I recently was invited to travel to Kansas City and preach the chapel service at Midwestern Seminary (MBTS). I enjoyed the day there and the time spent visiting with President Jason Allen about the important role MBTS plays in the theological education and training of many Oklahoma Baptists’ ministers. I am grateful for our ministry partnership.
On this trip, I arrived to my hotel the night before I preached in chapel. I got settled in my room and sat down to read and think through some biblical texts for an upcoming message/lecture I have been asked to give on the great cost and sufficiency of Christ’s substitutionary atonement.
Some of these texts include Isa. 53:1-12, 1 Cor. 6:20, 2 Cor. 5:21, Gal. 4:4-5, Phil. 2:5-8, and 1 Pet. 3:18, which speak to God’s providential timing and incalculable cost of sending His Son to be the sacrifice for our sin. As I was working through these texts, I took a break to make sure I had everything ready for chapel in the morning when I made a terrible discovery. I had brought from home my suit, shoes, belt, and tie—but I forgot to bring a dress shirt. I couldn’t believe my oversight!
I looked at the time, and it was 10:30 p.m. I found a store that was open until 11, a few minutes away from the hotel and hustled over there. Fortunately, I found a white dress shirt. It was inexpensive and didn’t fit me very well, but it would serve as a substitute to get me through one day. I brought the shirt back to my hotel room, and as I was ironing it, the thought occurred to me that God had just allowed me to experience something of an illustration to what I had just been studying in the Bible.

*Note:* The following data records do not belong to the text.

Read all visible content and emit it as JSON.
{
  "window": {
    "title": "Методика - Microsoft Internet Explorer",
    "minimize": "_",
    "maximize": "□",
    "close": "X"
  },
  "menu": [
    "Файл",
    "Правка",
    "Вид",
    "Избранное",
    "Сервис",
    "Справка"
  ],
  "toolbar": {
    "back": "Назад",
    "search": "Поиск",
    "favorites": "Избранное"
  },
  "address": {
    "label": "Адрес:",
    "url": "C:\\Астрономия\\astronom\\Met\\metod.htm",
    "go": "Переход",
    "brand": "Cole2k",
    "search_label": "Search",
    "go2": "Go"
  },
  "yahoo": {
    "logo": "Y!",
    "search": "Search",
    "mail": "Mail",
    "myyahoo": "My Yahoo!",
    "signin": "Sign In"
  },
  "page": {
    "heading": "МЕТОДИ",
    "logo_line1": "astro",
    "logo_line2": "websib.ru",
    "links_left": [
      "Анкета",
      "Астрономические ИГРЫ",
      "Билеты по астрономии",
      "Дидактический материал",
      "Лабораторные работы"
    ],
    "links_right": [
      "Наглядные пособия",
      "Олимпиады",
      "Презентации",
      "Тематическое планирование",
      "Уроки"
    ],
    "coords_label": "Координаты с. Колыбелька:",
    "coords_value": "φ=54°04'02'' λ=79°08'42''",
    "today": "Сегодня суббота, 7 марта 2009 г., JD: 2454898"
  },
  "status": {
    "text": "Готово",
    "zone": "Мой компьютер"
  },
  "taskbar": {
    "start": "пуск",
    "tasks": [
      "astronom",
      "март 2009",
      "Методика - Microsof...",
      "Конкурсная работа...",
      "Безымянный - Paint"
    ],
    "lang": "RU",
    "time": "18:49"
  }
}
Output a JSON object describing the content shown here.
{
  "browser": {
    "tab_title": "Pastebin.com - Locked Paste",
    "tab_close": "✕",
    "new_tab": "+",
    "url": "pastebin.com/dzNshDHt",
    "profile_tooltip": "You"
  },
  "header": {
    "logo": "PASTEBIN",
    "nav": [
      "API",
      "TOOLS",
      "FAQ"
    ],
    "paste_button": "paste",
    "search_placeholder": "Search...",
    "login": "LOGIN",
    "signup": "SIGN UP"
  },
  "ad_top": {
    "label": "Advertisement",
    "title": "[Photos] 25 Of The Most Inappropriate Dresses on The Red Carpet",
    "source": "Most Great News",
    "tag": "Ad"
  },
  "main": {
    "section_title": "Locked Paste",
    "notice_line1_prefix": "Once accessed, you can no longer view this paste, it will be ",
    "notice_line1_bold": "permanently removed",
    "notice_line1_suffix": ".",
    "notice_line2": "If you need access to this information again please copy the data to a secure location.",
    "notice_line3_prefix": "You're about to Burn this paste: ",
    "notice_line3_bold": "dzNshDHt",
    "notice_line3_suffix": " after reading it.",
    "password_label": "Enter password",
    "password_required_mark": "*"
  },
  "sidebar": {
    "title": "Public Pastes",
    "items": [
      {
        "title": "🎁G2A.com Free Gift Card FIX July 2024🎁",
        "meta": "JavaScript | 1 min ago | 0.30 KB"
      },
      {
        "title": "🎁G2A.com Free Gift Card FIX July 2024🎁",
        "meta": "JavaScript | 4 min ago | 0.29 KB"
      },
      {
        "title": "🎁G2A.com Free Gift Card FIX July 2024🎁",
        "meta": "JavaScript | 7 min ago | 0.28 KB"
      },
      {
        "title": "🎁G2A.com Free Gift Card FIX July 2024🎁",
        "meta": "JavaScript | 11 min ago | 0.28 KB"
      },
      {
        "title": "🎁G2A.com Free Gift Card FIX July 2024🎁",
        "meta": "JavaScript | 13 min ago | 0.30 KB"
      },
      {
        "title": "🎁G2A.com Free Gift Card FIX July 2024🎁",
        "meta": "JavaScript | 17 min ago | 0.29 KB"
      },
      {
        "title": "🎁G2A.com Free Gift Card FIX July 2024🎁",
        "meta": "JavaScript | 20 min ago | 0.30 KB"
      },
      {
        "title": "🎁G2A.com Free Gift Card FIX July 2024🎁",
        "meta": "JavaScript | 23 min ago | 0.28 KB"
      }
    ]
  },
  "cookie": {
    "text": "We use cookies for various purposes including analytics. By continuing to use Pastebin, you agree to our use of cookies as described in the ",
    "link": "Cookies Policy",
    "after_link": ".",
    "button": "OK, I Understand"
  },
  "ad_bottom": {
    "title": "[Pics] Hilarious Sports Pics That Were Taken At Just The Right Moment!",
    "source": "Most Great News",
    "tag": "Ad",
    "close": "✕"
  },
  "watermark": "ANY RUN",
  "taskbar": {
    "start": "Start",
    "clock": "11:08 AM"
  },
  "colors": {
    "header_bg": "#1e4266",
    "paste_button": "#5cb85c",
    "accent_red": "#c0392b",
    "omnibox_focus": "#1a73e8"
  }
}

The shirt I found was a cheap, ill-fitting substitute bought at the last minute, which barely suited my needs. However, God sent Jesus “in the fullness of time” at the great “price” of being “despised…rejected…stricken…afflicted…pierced…crushed for our iniquities” to the extent of the “point of death, even death on a cross” so perfect and sufficient that “in Him we might become the righteousness of God” and so powerful that he needed only to “suffer once for sins.”
As our substitute on the cross, there was nothing hasty, cheap or inadequate in His life and death on our behalf. How grateful we should be that, in Jesus, God provided perfectly for our greatest need to forgive us of sin and give to us eternal life.